The attack enables cross-session, cross-site compromise and can bypass permission-based defenses because the contamination is silently activated during future tasks.
Experiments on (Visual)WebArena report substantial attack success rates (up to 32.5% on GPT-5-mini, 23.4% on GPT-5.2, and 19.5% on GPT-OSS-120B), indicating the threat is practical rather than purely theoretical.

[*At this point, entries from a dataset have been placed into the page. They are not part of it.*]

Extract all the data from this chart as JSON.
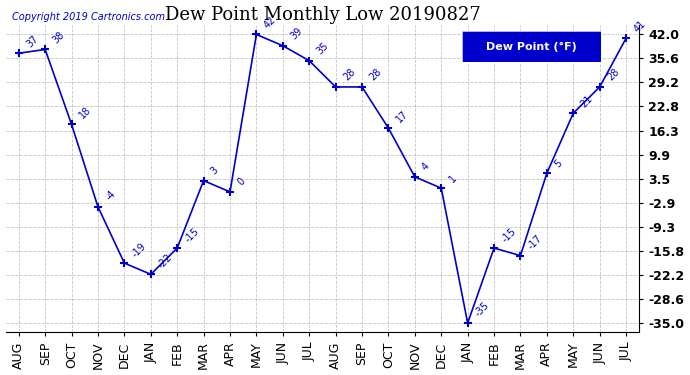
{
  "title": "Dew Point Monthly Low 20190827",
  "copyright": "Copyright 2019 Cartronics.com",
  "legend_label": "Dew Point (°F)",
  "x_labels": [
    "AUG",
    "SEP",
    "OCT",
    "NOV",
    "DEC",
    "JAN",
    "FEB",
    "MAR",
    "APR",
    "MAY",
    "JUN",
    "JUL",
    "AUG",
    "SEP",
    "OCT",
    "NOV",
    "DEC",
    "JAN",
    "FEB",
    "MAR",
    "APR",
    "MAY",
    "JUN",
    "JUL"
  ],
  "x_vals": [
    0,
    1,
    2,
    3,
    4,
    5,
    6,
    7,
    8,
    9,
    10,
    11,
    12,
    13,
    14,
    15,
    16,
    17,
    18,
    19,
    20,
    21,
    22,
    23
  ],
  "y_data": [
    37,
    38,
    18,
    -4,
    -19,
    -22,
    -15,
    3,
    0,
    42,
    39,
    35,
    28,
    28,
    17,
    4,
    1,
    -35,
    -15,
    -17,
    5,
    21,
    28,
    41
  ],
  "y_ticks": [
    42.0,
    35.6,
    29.2,
    22.8,
    16.3,
    9.9,
    3.5,
    -2.9,
    -9.3,
    -15.8,
    -22.2,
    -28.6,
    -35.0
  ],
  "ylim": [
    -37.5,
    44.5
  ],
  "xlim": [
    -0.5,
    23.5
  ],
  "line_color": "#0000cc",
  "marker": "+",
  "marker_size": 6,
  "marker_linewidth": 1.5,
  "linewidth": 1.2,
  "bg_color": "#ffffff",
  "plot_bg_color": "#ffffff",
  "grid_color": "#aaaaaa",
  "legend_bg": "#0000cc",
  "legend_text_color": "#ffffff",
  "title_fontsize": 13,
  "label_fontsize": 7,
  "tick_fontsize": 9,
  "copyright_fontsize": 7,
  "ytick_fontsize": 9,
  "ytick_fontweight": "bold"
}
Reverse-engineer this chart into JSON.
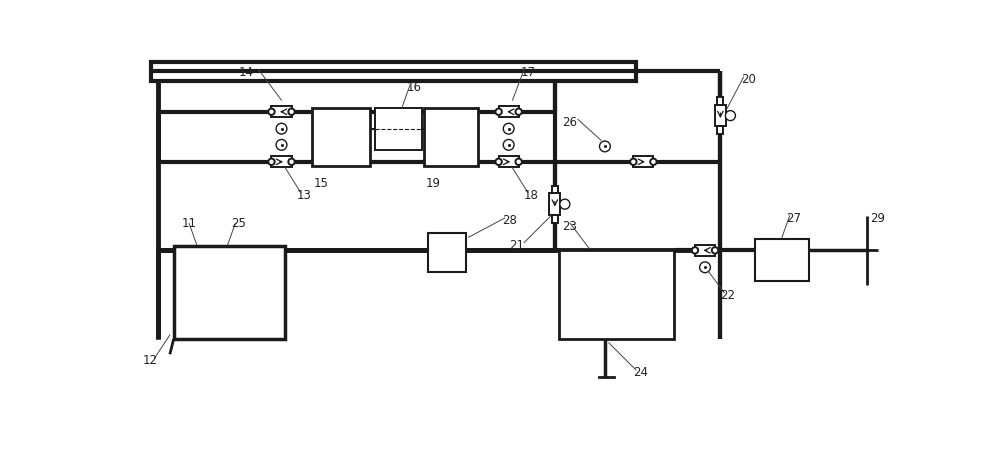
{
  "bg_color": "#ffffff",
  "lc": "#1a1a1a",
  "fs": 8.5
}
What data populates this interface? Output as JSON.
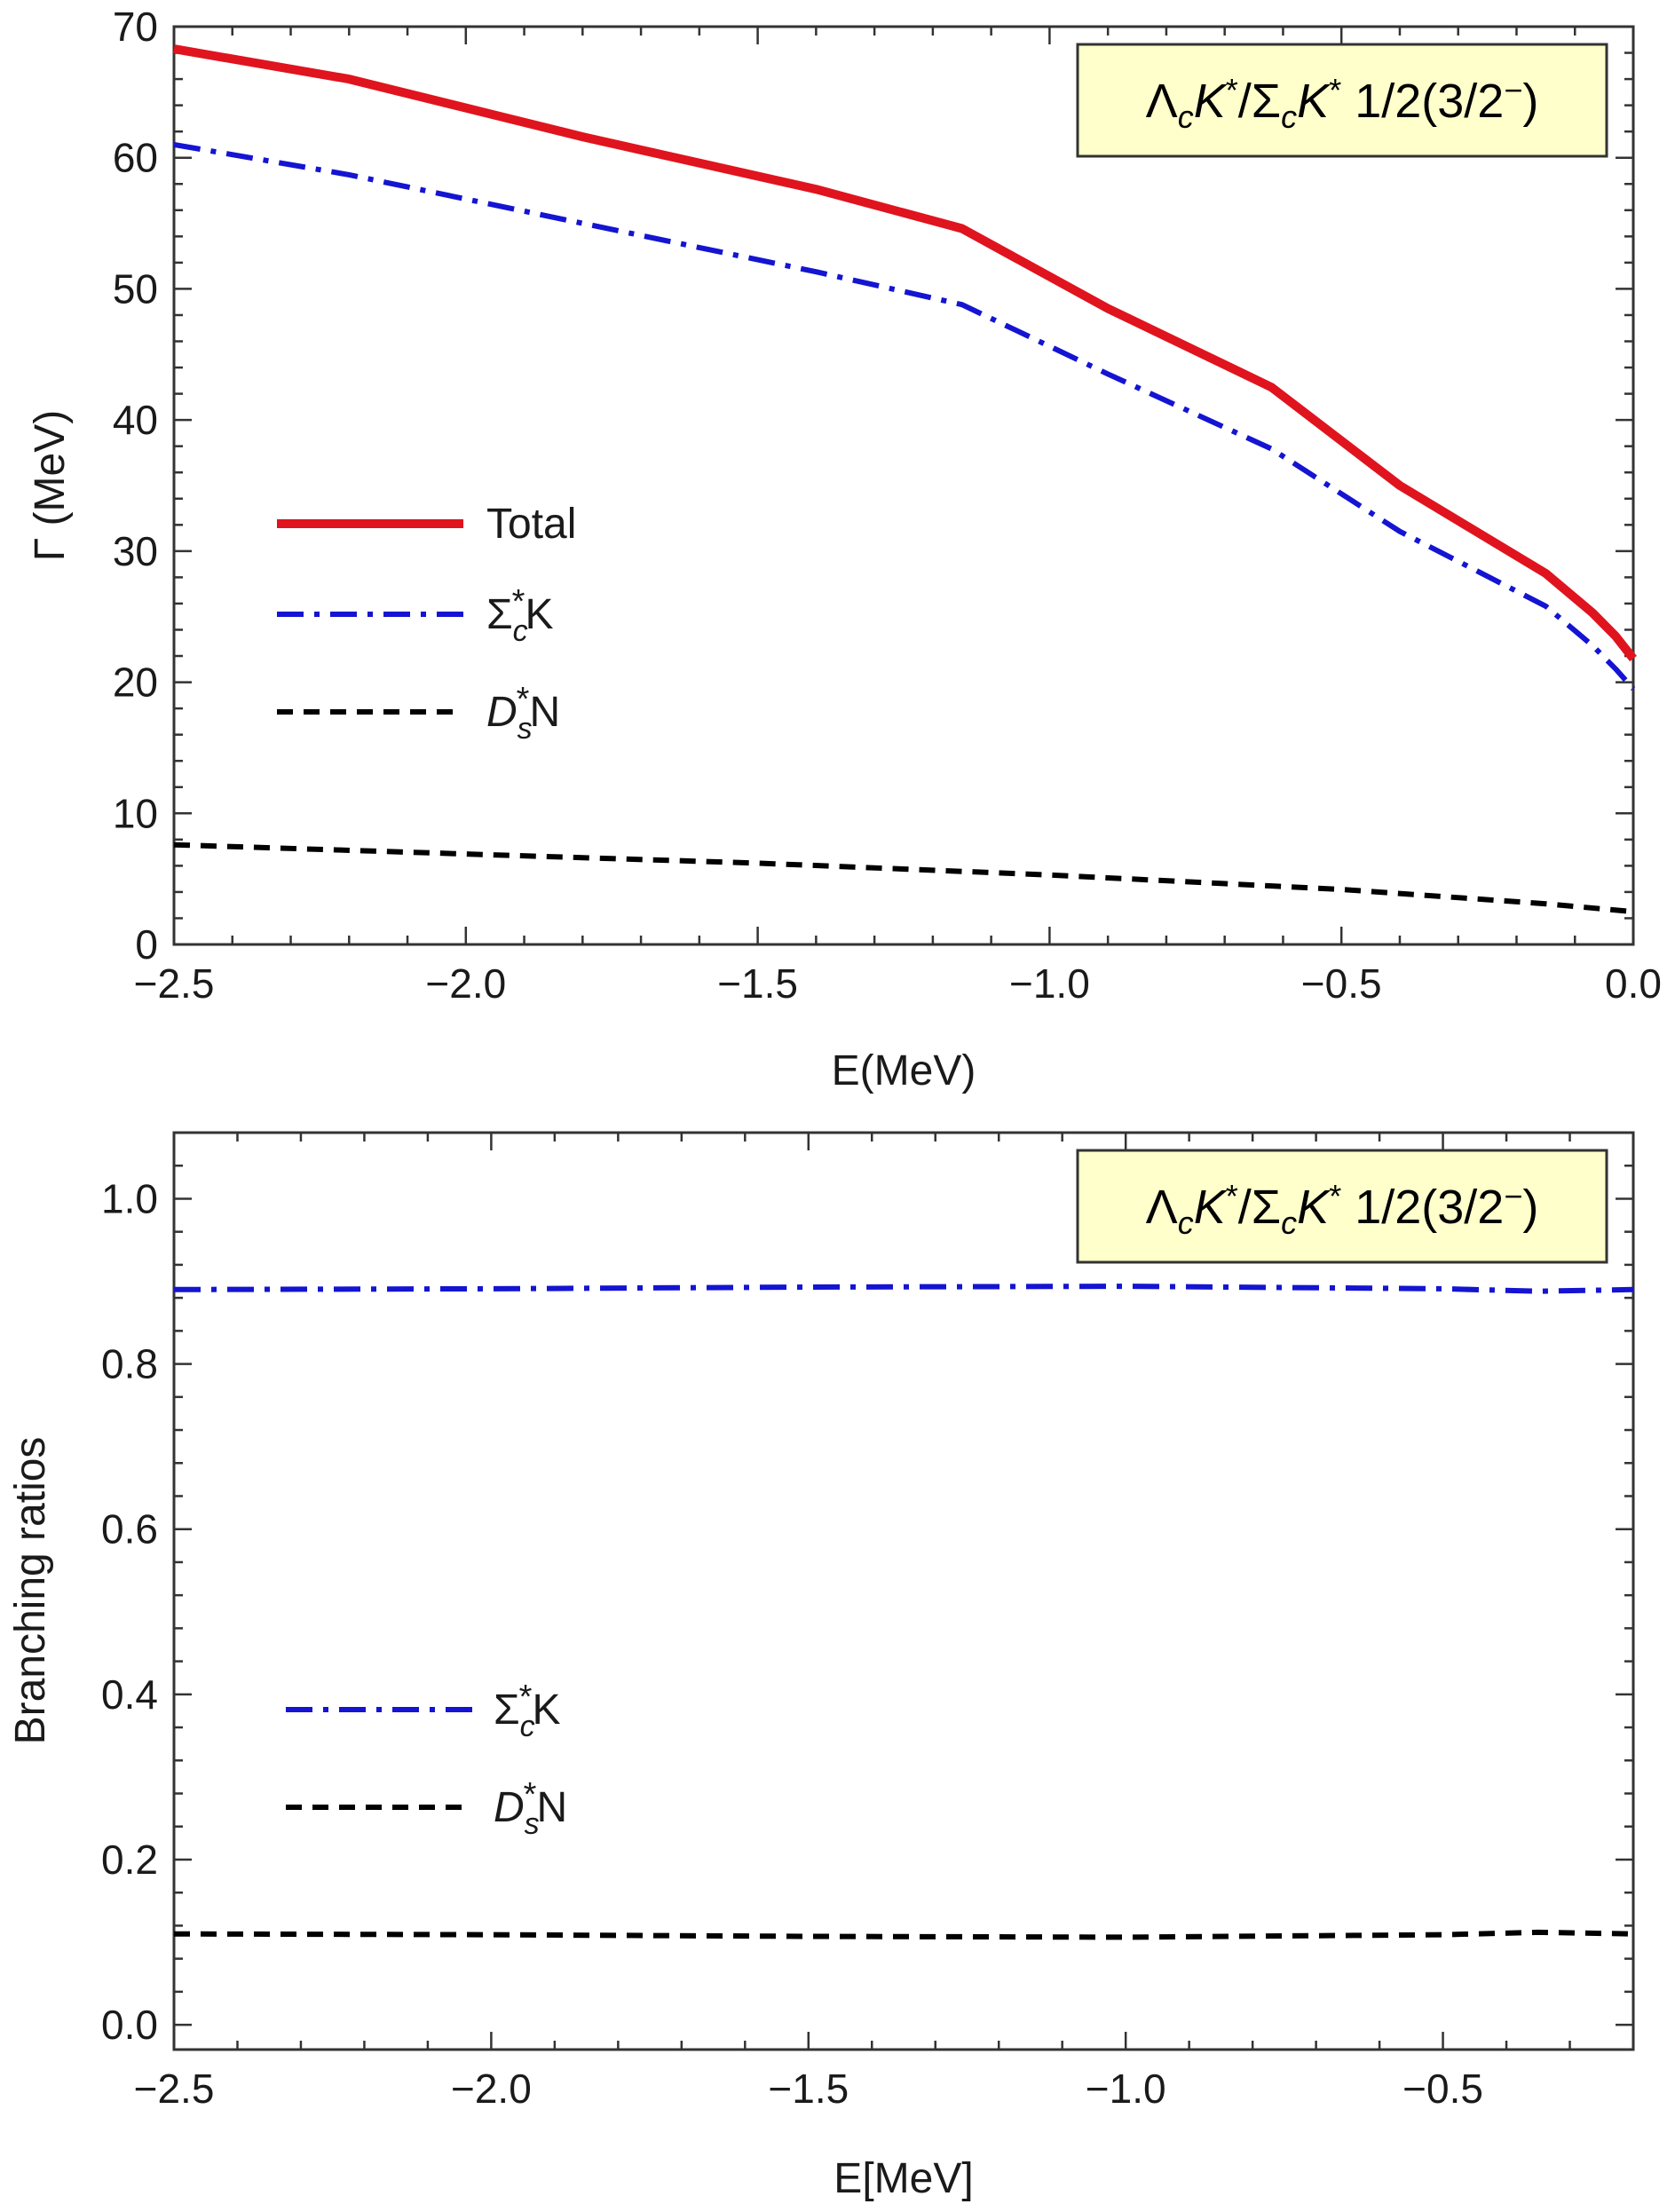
{
  "colors": {
    "total": "#e0141e",
    "sigma": "#1414d2",
    "ds": "#000000",
    "box_fill": "#ffffcc",
    "frame": "#333333"
  },
  "chart_data": [
    {
      "type": "line",
      "title": "ΛcK*/ΣcK* 1/2(3/2⁻)",
      "title_parts": [
        "Λ",
        "c",
        "K",
        "*",
        "/Σ",
        "c",
        "K",
        "*",
        " 1/2(3/2",
        "−",
        ")"
      ],
      "xlabel": "E(MeV)",
      "ylabel": "Γ (MeV)",
      "xlim": [
        -2.5,
        0.0
      ],
      "ylim": [
        0,
        70
      ],
      "xticks": [
        "−2.5",
        "−2.0",
        "−1.5",
        "−1.0",
        "−0.5",
        "0.0"
      ],
      "yticks": [
        "0",
        "10",
        "20",
        "30",
        "40",
        "50",
        "60",
        "70"
      ],
      "legend_position": "center-left",
      "series": [
        {
          "name": "Total",
          "style": "solid",
          "x": [
            -2.5,
            -2.2,
            -1.8,
            -1.4,
            -1.15,
            -0.9,
            -0.62,
            -0.4,
            -0.15,
            -0.07,
            -0.03,
            0.0
          ],
          "y": [
            68.3,
            66.0,
            61.6,
            57.6,
            54.6,
            48.5,
            42.5,
            35.0,
            28.3,
            25.3,
            23.5,
            21.8
          ]
        },
        {
          "name": "Σc*K",
          "name_parts": [
            "Σ",
            "c",
            "*",
            "K"
          ],
          "style": "dashdot",
          "x": [
            -2.5,
            -2.2,
            -1.8,
            -1.4,
            -1.15,
            -0.9,
            -0.62,
            -0.4,
            -0.15,
            -0.07,
            -0.03,
            0.0
          ],
          "y": [
            61.0,
            58.7,
            55.0,
            51.3,
            48.8,
            43.5,
            37.8,
            31.5,
            25.8,
            22.8,
            21.0,
            19.5
          ]
        },
        {
          "name": "Ds*N",
          "name_parts": [
            "D",
            "s",
            "*",
            "N"
          ],
          "style": "dashed",
          "x": [
            -2.5,
            -2.0,
            -1.5,
            -1.0,
            -0.5,
            -0.15,
            0.0
          ],
          "y": [
            7.6,
            6.9,
            6.2,
            5.3,
            4.2,
            3.1,
            2.5
          ]
        }
      ]
    },
    {
      "type": "line",
      "title": "ΛcK*/ΣcK* 1/2(3/2⁻)",
      "title_parts": [
        "Λ",
        "c",
        "K",
        "*",
        "/Σ",
        "c",
        "K",
        "*",
        " 1/2(3/2",
        "−",
        ")"
      ],
      "xlabel": "E[MeV]",
      "ylabel": "Branching ratios",
      "xlim": [
        -2.5,
        -0.2
      ],
      "ylim": [
        -0.03,
        1.08
      ],
      "xticks": [
        "−2.5",
        "−2.0",
        "−1.5",
        "−1.0",
        "−0.5"
      ],
      "yticks": [
        "0.0",
        "0.2",
        "0.4",
        "0.6",
        "0.8",
        "1.0"
      ],
      "legend_position": "center-left",
      "series": [
        {
          "name": "Σc*K",
          "name_parts": [
            "Σ",
            "c",
            "*",
            "K"
          ],
          "style": "dashdot",
          "x": [
            -2.5,
            -2.0,
            -1.5,
            -1.0,
            -0.5,
            -0.35,
            -0.2
          ],
          "y": [
            0.89,
            0.891,
            0.893,
            0.894,
            0.891,
            0.888,
            0.89
          ]
        },
        {
          "name": "Ds*N",
          "name_parts": [
            "D",
            "s",
            "*",
            "N"
          ],
          "style": "dashed",
          "x": [
            -2.5,
            -2.0,
            -1.5,
            -1.0,
            -0.5,
            -0.35,
            -0.2
          ],
          "y": [
            0.11,
            0.109,
            0.107,
            0.106,
            0.109,
            0.112,
            0.11
          ]
        }
      ]
    }
  ]
}
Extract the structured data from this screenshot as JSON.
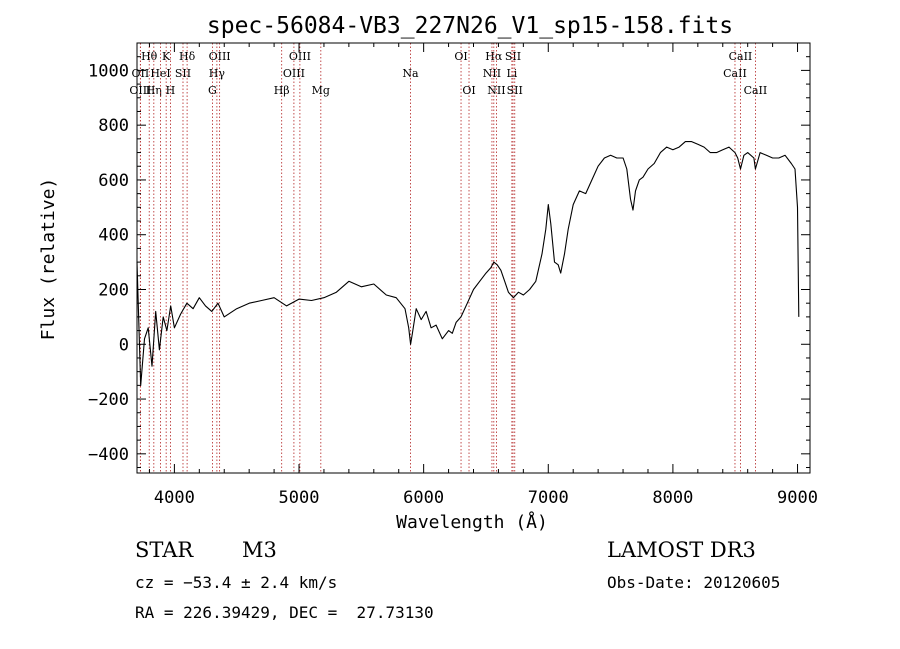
{
  "chart_data": {
    "type": "line",
    "title": "spec-56084-VB3_227N26_V1_sp15-158.fits",
    "xlabel": "Wavelength (Å)",
    "ylabel": "Flux (relative)",
    "xlim": [
      3700,
      9100
    ],
    "ylim": [
      -470,
      1100
    ],
    "x_ticks": [
      4000,
      5000,
      6000,
      7000,
      8000,
      9000
    ],
    "x_tick_labels": [
      "4000",
      "5000",
      "6000",
      "7000",
      "8000",
      "9000"
    ],
    "y_ticks": [
      -400,
      -200,
      0,
      200,
      400,
      600,
      800,
      1000
    ],
    "y_tick_labels": [
      "−400",
      "−200",
      "0",
      "200",
      "400",
      "600",
      "800",
      "1000"
    ],
    "grid": false,
    "line_color": "#000000",
    "marker_color": "#b22222",
    "series": [
      {
        "name": "spectrum",
        "x": [
          3700,
          3730,
          3760,
          3790,
          3820,
          3850,
          3880,
          3910,
          3940,
          3970,
          4000,
          4050,
          4100,
          4150,
          4200,
          4250,
          4300,
          4350,
          4400,
          4500,
          4600,
          4700,
          4800,
          4900,
          5000,
          5100,
          5200,
          5300,
          5400,
          5500,
          5600,
          5700,
          5780,
          5850,
          5880,
          5895,
          5910,
          5940,
          5980,
          6020,
          6060,
          6100,
          6150,
          6200,
          6230,
          6260,
          6300,
          6350,
          6400,
          6450,
          6500,
          6540,
          6563,
          6590,
          6620,
          6650,
          6680,
          6720,
          6760,
          6800,
          6850,
          6900,
          6950,
          6980,
          7000,
          7020,
          7050,
          7080,
          7100,
          7130,
          7160,
          7200,
          7250,
          7300,
          7350,
          7400,
          7450,
          7500,
          7550,
          7600,
          7630,
          7660,
          7680,
          7700,
          7730,
          7760,
          7800,
          7850,
          7900,
          7950,
          8000,
          8050,
          8100,
          8150,
          8200,
          8250,
          8300,
          8350,
          8400,
          8450,
          8498,
          8520,
          8542,
          8570,
          8600,
          8650,
          8662,
          8700,
          8750,
          8800,
          8850,
          8900,
          8950,
          8980,
          9000,
          9010
        ],
        "values": [
          300,
          -150,
          20,
          60,
          -80,
          120,
          -20,
          100,
          50,
          140,
          60,
          110,
          150,
          130,
          170,
          140,
          120,
          150,
          100,
          130,
          150,
          160,
          170,
          140,
          165,
          160,
          170,
          190,
          230,
          210,
          220,
          180,
          170,
          130,
          60,
          0,
          40,
          130,
          90,
          120,
          60,
          70,
          20,
          50,
          40,
          80,
          100,
          150,
          200,
          230,
          260,
          280,
          300,
          290,
          270,
          230,
          190,
          170,
          190,
          180,
          200,
          230,
          330,
          420,
          510,
          440,
          300,
          290,
          260,
          330,
          420,
          510,
          560,
          550,
          600,
          650,
          680,
          690,
          680,
          680,
          640,
          530,
          490,
          560,
          600,
          610,
          640,
          660,
          700,
          720,
          710,
          720,
          740,
          740,
          730,
          720,
          700,
          700,
          710,
          720,
          700,
          680,
          640,
          690,
          700,
          680,
          640,
          700,
          690,
          680,
          680,
          690,
          660,
          640,
          500,
          100
        ]
      }
    ],
    "lines": [
      {
        "label": "Hθ",
        "x": 3798,
        "row": 1
      },
      {
        "label": "OII",
        "x": 3727,
        "row": 2
      },
      {
        "label": "OIII",
        "x": 3727,
        "row": 3
      },
      {
        "label": "Hη",
        "x": 3835,
        "row": 3
      },
      {
        "label": "HeI",
        "x": 3889,
        "row": 2
      },
      {
        "label": "K",
        "x": 3934,
        "row": 1
      },
      {
        "label": "H",
        "x": 3968,
        "row": 3
      },
      {
        "label": "SII",
        "x": 4069,
        "row": 2
      },
      {
        "label": "Hδ",
        "x": 4102,
        "row": 1
      },
      {
        "label": "OIII",
        "x": 4363,
        "row": 1
      },
      {
        "label": "Hγ",
        "x": 4341,
        "row": 2
      },
      {
        "label": "G",
        "x": 4305,
        "row": 3
      },
      {
        "label": "Hβ",
        "x": 4861,
        "row": 3
      },
      {
        "label": "OIII",
        "x": 5007,
        "row": 1
      },
      {
        "label": "OIII",
        "x": 4959,
        "row": 2
      },
      {
        "label": "Mg",
        "x": 5175,
        "row": 3
      },
      {
        "label": "Na",
        "x": 5894,
        "row": 2
      },
      {
        "label": "OI",
        "x": 6300,
        "row": 1
      },
      {
        "label": "OI",
        "x": 6364,
        "row": 3
      },
      {
        "label": "Hα",
        "x": 6563,
        "row": 1
      },
      {
        "label": "NII",
        "x": 6548,
        "row": 2
      },
      {
        "label": "NII",
        "x": 6584,
        "row": 3
      },
      {
        "label": "SII",
        "x": 6717,
        "row": 1
      },
      {
        "label": "Li",
        "x": 6708,
        "row": 2
      },
      {
        "label": "SII",
        "x": 6731,
        "row": 3
      },
      {
        "label": "CaII",
        "x": 8542,
        "row": 1
      },
      {
        "label": "CaII",
        "x": 8498,
        "row": 2
      },
      {
        "label": "CaII",
        "x": 8662,
        "row": 3
      }
    ]
  },
  "footer": {
    "object_class": "STAR",
    "subclass": "M3",
    "survey": "LAMOST DR3",
    "redshift": "cz = −53.4 ± 2.4 km/s",
    "obs_date": "Obs-Date: 20120605",
    "coords": "RA = 226.39429, DEC =  27.73130"
  }
}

A key factor is “Frustration Exploitation,” where agent stress (dropped clicks/garbled text) increases vulnerability up to 8×, and the authors find that stronger models are not necessarily more secure.

Abstract

Memory makes LLM-based web agents personalized, powerful, yet exploitable. By storing past interactions to personalize future tasks, agents inadvertently create a persistent attack surface that spans websites and sessions. While existing security research on memory assumes attackers can directly inject into memory storage or exploit shared memory across users, we present a more realistic threat model: contamination through environmental observation alone. We introduce Environment-injected Trajectory-based Agent Memory Poisoning (eTAMP), the first attack to achieve cross-session, cross-site compromise without requiring direct memory access. A single contaminated observation (e.g., viewing a manipulated product page) silently poisons an agent's memory and activates during future tasks on different websites, bypassing permission-based defenses. Our experiments on (Visual)WebArena reveal two key findings. First, eTAMP achieves substantial attack success rates: up to 32.5% on GPT-5-mini, 23.4% on GPT-5.2, and 19.5% on GPT-OSS-120B. Second, we discover Frustration Exploitation: agents under environmental stress become dramatically more susceptible, with ASR increasing up to 8 times when agents struggle with dropped clicks or garbled text. Notably, more capable models are not more secure. GPT-5.2 shows substantial vulnerability despite superior task performance. With the rise of AI browsers like OpenClaw, ChatGPT Atlas, and Perplexity Comet, our findings underscore the urgent need for defenses against environment-injected memory poisoning.